The White House called for passage of the Right to Contraception Act in a statement Monday and warned that the outcome of the Dobbs Case “already had a devastating impact on women’s health and public health.”
“It will continue to have far-reaching implications that underscore the need to protect not only access to abortion, but access to reproductive health services more broadly,” the White House Office of Administration and Budget said. “Access to the full spectrum of reproductive health care — including all FDA-approved forms of birth control — is critical to millions of Americans, especially those living in states that ban or severely restrict abortion.”
In his opinion in the Dobbs In that case, Justice Samuel Alito cited an “unfounded fear” that the right to marital equality and contraception would be threatened, arguing that the decision concerned only constitutional protections for abortion.
But state lawmakers and anti-abortion groups that have tried to ban abortion from the moment of conception could also lead to challenges with emergency contraception or intrauterine devices or IUDs, according to abortion-rights advocates and legal analysts.
Three of the judges who appealed the Obergefell judgment on marriage equality are still in court.
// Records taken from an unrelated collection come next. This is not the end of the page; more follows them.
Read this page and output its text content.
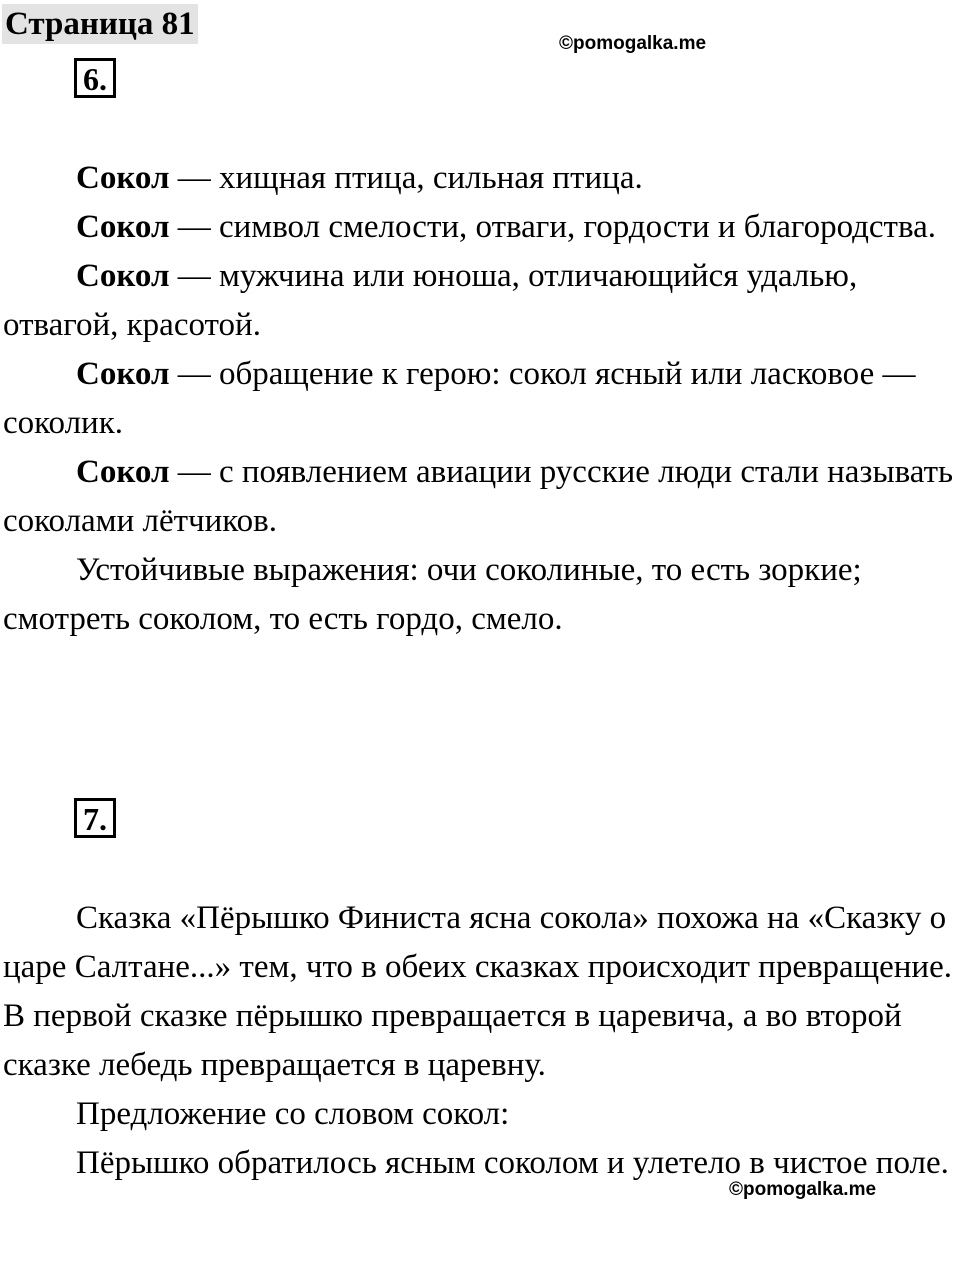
Страница 81
©pomogalka.me
6.

Сокол — хищная птица, сильная птица.

Сокол — символ смелости, отваги, гордости и благородства.

Сокол — мужчина или юноша, отличающийся удалью, отвагой, красотой.

Сокол — обращение к герою: сокол ясный или ласковое — соколик.

Сокол — с появлением авиации русские люди стали называть соколами лётчиков.

Устойчивые выражения: очи соколиные, то есть зоркие; смотреть соколом, то есть гордо, смело.

7.

Сказка «Пёрышко Финиста ясна сокола» похожа на «Сказку о царе Салтане...» тем, что в обеих сказках происходит превращение. В первой сказке пёрышко превращается в царевича, а во второй сказке лебедь превращается в царевну.

Предложение со словом сокол:

Пёрышко обратилось ясным соколом и улетело в чистое поле.

©pomogalka.me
senator ted cruz also recently suggested that the upper skin The decision was “clearly wrong when it was decided”. And the recently adopted official platform of the Texas Republican Party opposes “gay marriages, regardless of state of origin.”
State laws banning same-sex marriage remain on the books in more than 30 states, despite the upper skin decision which she declared unconstitutional.
“We cannot take anything for granted,” said a statement from Democratic US Rep. Chris Pappas, the state’s first openly gay congressman. “I hope my colleagues on both sides of the aisle will listen to their constituents and defend each individual’s freedom to be themselves, to love who they choose and to marry the person of their choice.”